While many of the companies gathered at this week's expo were geared more toward corporate, industrial or medical clients, there were still some eye-catching exhibits for the average Joe.
Most notable among these is Mcor. While other companies are perfecting the use of plastic and metal materials, the Mcor Iris printer uses the same printer paper you use at home or the office. With a price tag closing in on $50,000,the giant machine won’t be in too many American homes in the near future. But thanks to a deal with office supply giant Staples (SPLS), consumers will be able to see what it can do.


Conor MacCormack is the co-founder and CEO of Mcor. He hopes that, within the next year, shoppers will be able to upload a 3D image and, for about $30, get a fully detailed 3D rendering ready for pick-up at their local Staples store. It’s this model that MacCormack thinks will lead 3D printing to the average consumer. “I think the bigger market is gonna be for people getting low-cost prints,” he says, as opposed to owning an actual 3D printer.

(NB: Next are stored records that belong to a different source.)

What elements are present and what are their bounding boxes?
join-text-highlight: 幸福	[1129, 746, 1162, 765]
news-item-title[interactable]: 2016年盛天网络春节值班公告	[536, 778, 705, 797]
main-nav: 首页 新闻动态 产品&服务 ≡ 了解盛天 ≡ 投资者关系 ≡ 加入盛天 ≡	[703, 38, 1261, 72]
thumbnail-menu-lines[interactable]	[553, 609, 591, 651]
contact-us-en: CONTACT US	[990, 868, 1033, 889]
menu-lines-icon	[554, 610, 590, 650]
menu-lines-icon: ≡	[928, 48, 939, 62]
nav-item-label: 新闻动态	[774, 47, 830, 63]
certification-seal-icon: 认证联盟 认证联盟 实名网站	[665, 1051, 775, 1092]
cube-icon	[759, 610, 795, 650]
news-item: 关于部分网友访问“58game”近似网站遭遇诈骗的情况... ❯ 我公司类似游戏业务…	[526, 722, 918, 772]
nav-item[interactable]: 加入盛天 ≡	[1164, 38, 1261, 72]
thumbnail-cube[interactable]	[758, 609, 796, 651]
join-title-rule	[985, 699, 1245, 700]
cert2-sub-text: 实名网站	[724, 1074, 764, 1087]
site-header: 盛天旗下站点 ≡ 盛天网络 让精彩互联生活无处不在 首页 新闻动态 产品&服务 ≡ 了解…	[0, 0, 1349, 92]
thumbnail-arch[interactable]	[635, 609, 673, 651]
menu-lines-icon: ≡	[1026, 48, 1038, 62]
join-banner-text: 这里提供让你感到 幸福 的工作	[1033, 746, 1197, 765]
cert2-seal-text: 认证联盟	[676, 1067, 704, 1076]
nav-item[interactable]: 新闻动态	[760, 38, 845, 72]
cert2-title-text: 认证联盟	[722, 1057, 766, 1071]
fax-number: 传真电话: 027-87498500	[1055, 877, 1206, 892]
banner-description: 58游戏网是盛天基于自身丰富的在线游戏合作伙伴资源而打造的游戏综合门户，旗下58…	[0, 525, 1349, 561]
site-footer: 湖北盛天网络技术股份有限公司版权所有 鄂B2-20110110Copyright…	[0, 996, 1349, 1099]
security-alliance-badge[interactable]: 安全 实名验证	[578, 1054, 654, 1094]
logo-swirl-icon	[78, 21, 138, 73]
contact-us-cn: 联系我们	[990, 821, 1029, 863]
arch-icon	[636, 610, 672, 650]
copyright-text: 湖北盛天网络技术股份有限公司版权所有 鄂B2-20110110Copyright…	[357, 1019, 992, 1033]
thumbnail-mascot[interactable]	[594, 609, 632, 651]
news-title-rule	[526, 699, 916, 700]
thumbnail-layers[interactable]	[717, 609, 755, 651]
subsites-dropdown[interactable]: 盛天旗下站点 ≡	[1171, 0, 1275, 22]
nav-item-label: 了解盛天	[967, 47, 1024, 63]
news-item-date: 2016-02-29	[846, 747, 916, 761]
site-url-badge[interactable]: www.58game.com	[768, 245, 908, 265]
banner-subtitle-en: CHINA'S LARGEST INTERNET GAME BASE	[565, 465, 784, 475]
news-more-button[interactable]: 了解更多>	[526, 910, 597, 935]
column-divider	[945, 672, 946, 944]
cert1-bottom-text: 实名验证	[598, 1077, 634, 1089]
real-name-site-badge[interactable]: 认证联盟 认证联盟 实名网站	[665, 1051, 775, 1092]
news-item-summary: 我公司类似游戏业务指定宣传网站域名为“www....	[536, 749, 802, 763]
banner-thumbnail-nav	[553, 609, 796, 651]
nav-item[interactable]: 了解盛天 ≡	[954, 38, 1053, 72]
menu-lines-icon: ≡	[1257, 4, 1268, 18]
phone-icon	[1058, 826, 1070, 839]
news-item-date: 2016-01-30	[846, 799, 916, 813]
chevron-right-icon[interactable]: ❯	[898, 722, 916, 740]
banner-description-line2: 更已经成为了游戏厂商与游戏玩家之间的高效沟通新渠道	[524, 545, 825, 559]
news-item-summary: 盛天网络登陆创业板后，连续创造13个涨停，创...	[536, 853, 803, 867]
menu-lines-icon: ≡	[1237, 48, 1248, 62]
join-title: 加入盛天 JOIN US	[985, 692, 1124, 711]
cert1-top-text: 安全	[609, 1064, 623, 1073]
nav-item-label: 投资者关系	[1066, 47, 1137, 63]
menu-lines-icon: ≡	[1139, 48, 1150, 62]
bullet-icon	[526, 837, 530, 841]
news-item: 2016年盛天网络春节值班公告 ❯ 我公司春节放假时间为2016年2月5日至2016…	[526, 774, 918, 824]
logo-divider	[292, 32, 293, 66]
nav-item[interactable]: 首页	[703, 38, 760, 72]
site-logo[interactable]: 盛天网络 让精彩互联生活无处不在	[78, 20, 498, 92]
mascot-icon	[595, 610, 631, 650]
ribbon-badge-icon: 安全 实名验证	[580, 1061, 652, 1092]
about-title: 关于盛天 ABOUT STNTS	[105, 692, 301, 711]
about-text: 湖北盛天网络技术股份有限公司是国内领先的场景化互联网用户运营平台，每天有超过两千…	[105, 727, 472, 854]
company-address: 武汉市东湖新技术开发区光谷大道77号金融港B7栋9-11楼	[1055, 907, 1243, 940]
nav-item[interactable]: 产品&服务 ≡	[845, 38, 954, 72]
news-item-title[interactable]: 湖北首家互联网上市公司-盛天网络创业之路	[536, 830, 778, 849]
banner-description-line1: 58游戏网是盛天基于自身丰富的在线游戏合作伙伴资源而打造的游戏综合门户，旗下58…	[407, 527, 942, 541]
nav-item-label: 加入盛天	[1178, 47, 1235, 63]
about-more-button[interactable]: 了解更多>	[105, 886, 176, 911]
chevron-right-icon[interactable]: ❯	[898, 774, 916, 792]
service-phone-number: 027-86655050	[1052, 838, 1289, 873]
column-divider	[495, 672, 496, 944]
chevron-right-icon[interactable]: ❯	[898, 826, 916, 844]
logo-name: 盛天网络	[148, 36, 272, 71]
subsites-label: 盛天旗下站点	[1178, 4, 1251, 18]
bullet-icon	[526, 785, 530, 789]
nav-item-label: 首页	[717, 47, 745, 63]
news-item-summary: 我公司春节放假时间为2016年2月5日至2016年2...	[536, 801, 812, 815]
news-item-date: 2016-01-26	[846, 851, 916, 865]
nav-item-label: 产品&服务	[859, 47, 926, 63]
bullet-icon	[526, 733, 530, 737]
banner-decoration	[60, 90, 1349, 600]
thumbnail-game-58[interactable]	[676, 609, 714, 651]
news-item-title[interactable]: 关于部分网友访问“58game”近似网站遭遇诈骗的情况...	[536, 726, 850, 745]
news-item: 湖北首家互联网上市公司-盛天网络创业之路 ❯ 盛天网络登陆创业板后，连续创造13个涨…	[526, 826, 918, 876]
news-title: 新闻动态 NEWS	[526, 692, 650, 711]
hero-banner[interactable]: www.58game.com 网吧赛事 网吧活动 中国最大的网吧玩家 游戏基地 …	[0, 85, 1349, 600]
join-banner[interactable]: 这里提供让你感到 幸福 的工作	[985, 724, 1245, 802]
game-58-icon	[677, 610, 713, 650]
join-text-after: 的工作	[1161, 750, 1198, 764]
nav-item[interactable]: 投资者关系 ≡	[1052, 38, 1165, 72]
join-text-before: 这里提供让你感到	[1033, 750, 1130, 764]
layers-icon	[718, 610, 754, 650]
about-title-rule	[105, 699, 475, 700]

MacCormack admits using paper has its limits. While other companies are branching out and printing metals and polymers that can withstand heat and pressure to be used in cars and heavy machinery, Mcor is happy to take a different route. "The plastic [used in other 3Dprinters] per volume is more expensive than gold,” MacCormack notes. “So that prevents the ‘what if scenario,’ prevents the designers from printing four or five designs overnight.”
He adds that, right now, 3D printing won’t replace traditional manufacturing. Injection molding, for instance, can produce thousands of products a day; MacCormack says 3D printing just isn’t close to matching that output yet. The limits of the technology have therefore dictated the company’s focus.
3D scanning
A key barrier to entry for 3D printer users, says MacCormack, is the lack of consumers with the ability to make a 3D design using software. “We see the need for scanning technology,” he says. “We want to make it as easy as possible for people to get data onto the computer.”
So while his company focuses on printing, people such as Avi Reichental, president and CEO of 3D Systems, are trying to make it easier to get the designs in the first place.
In his keynote address at the conference, Reichental stressed the need for easier scanning techniques and pointed to his company’s Fusion software, which turns millions of living room video game systems into 3D scanners.
The program works with Microsoft’s (MSFT) Xbox Kinect, a motion control add-on for the popular gaming system. Reichental envisions all sorts of opportunities with his software, including what he calls “brand interaction.” Imagine ordering an action figure in your own image from Mattel (MAT) or a Disney (DIS) princess that looks just like your daughter. These items may sound futuristic but the technology is here now.